According to Post, “healthy, sustainable, flexible” are the three pillars of the Sprout Space™ concept, with high indoor air quality, good acoustics, natural light, and efficient and functional space being the highest design priorities. In addition to featuring building materials, furniture, and finishes that are formaldehyde-free, eliminate harmful off-gassing, and include recycled content, Sprout Space™ incorporates glass walls and clerestories to allow daylight to flow in, uses energy- and water-efficient building systems (including a rainwater collection system), and employs a dynamic plan that can accommodate various teaching styles, seating configurations, and even outdoor learning opportunities—all in a unit comparable in size to a traditional double-wide modular classroom trailer.

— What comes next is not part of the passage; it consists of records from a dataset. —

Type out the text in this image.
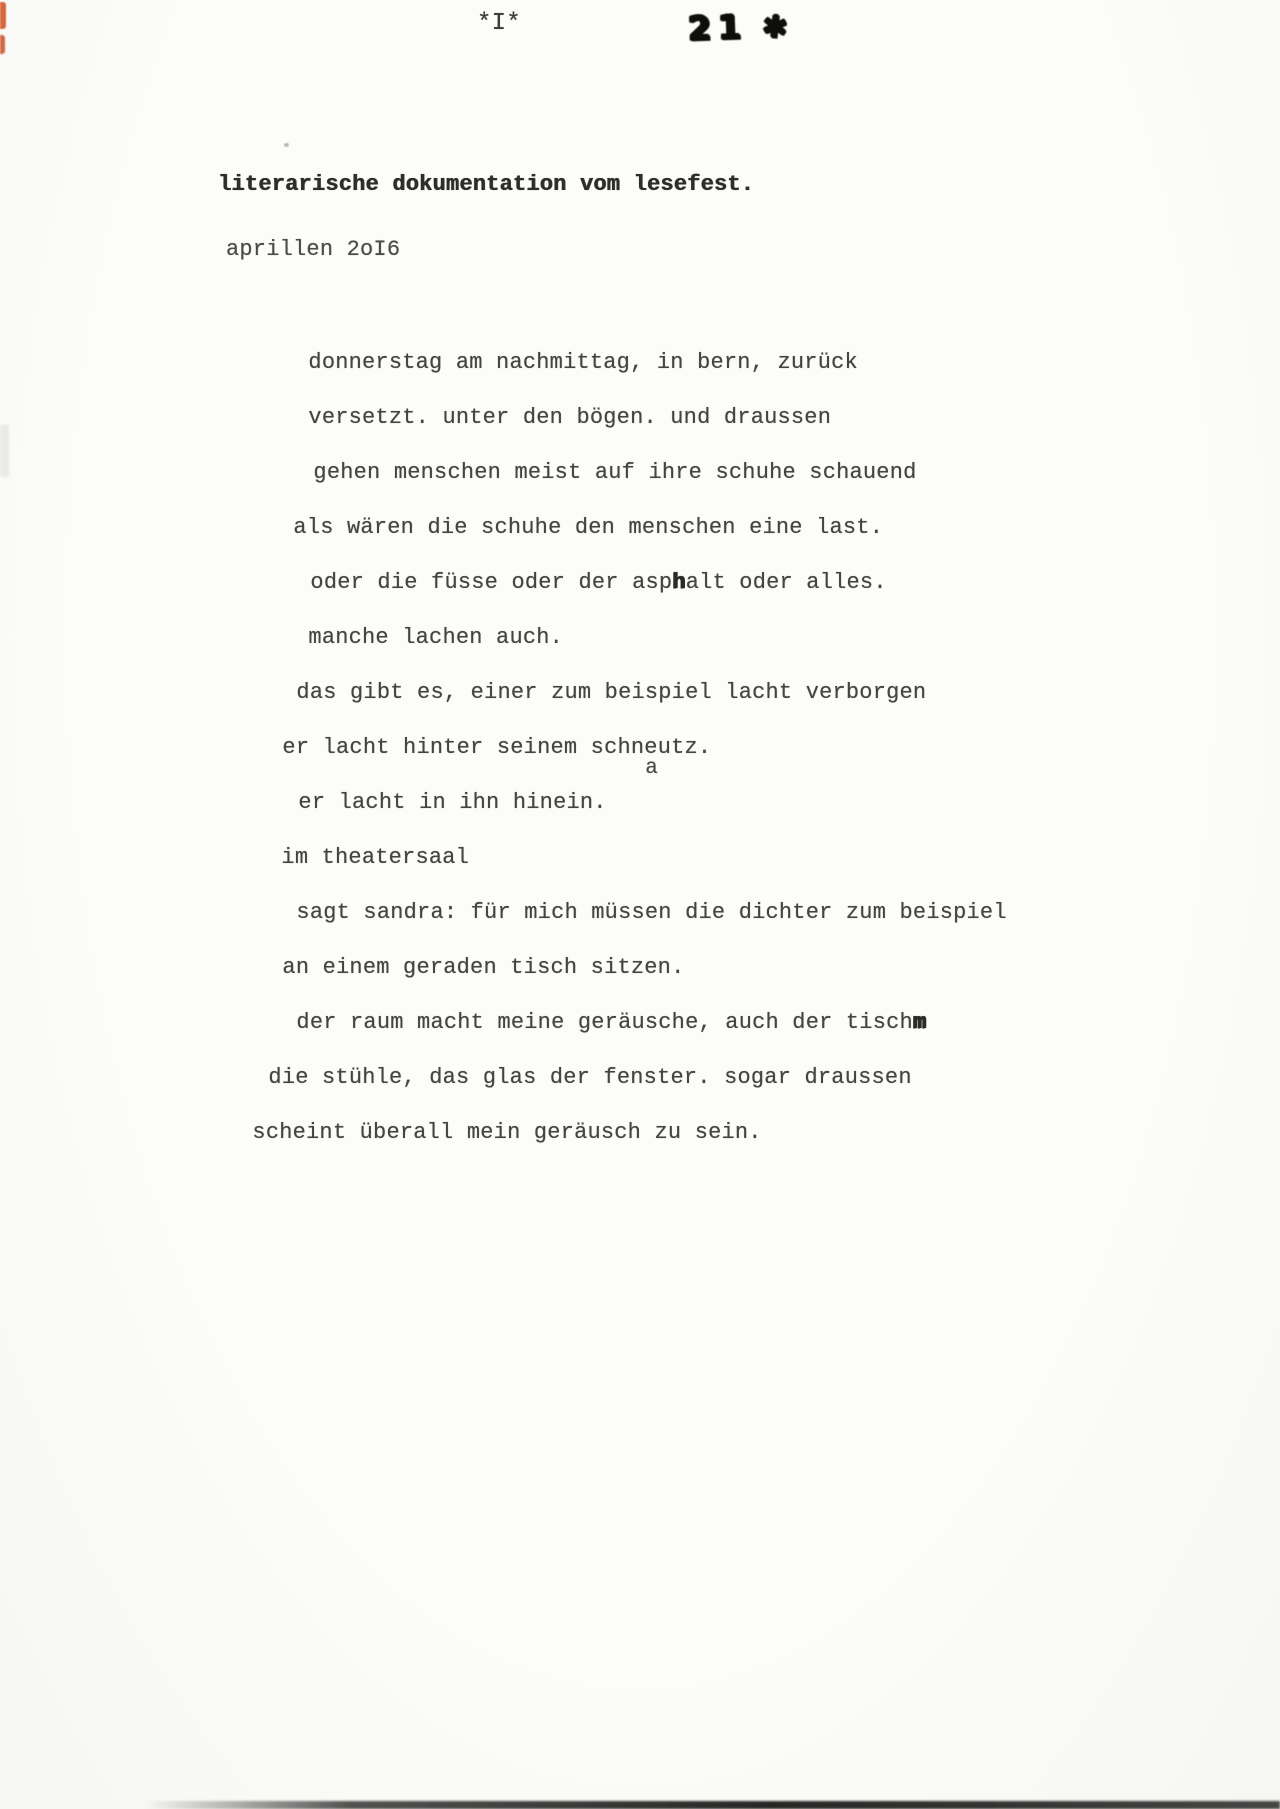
*I*	21 ✱
literarische dokumentation vom lesefest.
aprillen 2oI6

donnerstag am nachmittag, in bern, zurück

versetzt. unter den bögen. und draussen

gehen menschen meist auf ihre schuhe schauend

als wären die schuhe den menschen eine last.

oder die füsse oder der asphalt oder alles.

manche lachen auch.

das gibt es, einer zum beispiel lacht verborgen

er lacht hinter seinem schne
a
utz.

er lacht in ihn hinein.

im theatersaal

sagt sandra: für mich müssen die dichter zum beispiel

an einem geraden tisch sitzen.

der raum macht meine geräusche, auch der tischm

die stühle, das glas der fenster. sogar draussen

scheint überall mein geräusch zu sein.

As Post notes, many manufacturing partners contributed to the success of Sprout Space™, including Interface, which supplied carpet tile for the entry and breakout areas. “We vetted all our partners carefully to make sure we were working with the leaders on sustainability in the industry,” notes Post. Interface’s contribution is multi-functional, serving as a walk-off carpet, providing a visual shift from installed hard surface flooring to indicate a spatial transition, and providing a softer flooring surface for students to sit in the breakout area.
In addition to being a feature of the Green Schools exhibit, Sprout Space is actually functioning as a working classroom for school visits during weekday morning hours,
According to the National Building Museum, “This 3-dimensional teaching tool is the first net-zero energy, high-performance, modular classroom available for distribution at a national level. Sprout Space™ integrates many active and passive green strategies in order to reduce operating costs, increase student and teacher satisfaction, and provide a healthier indoor learning environment.”
Interface also contributed carpet tile to the main part of the Green Schools exhibit inside the NBM, in a gallery devoted to hands-on learning about sustainable building and design materials for the K-12 education sector.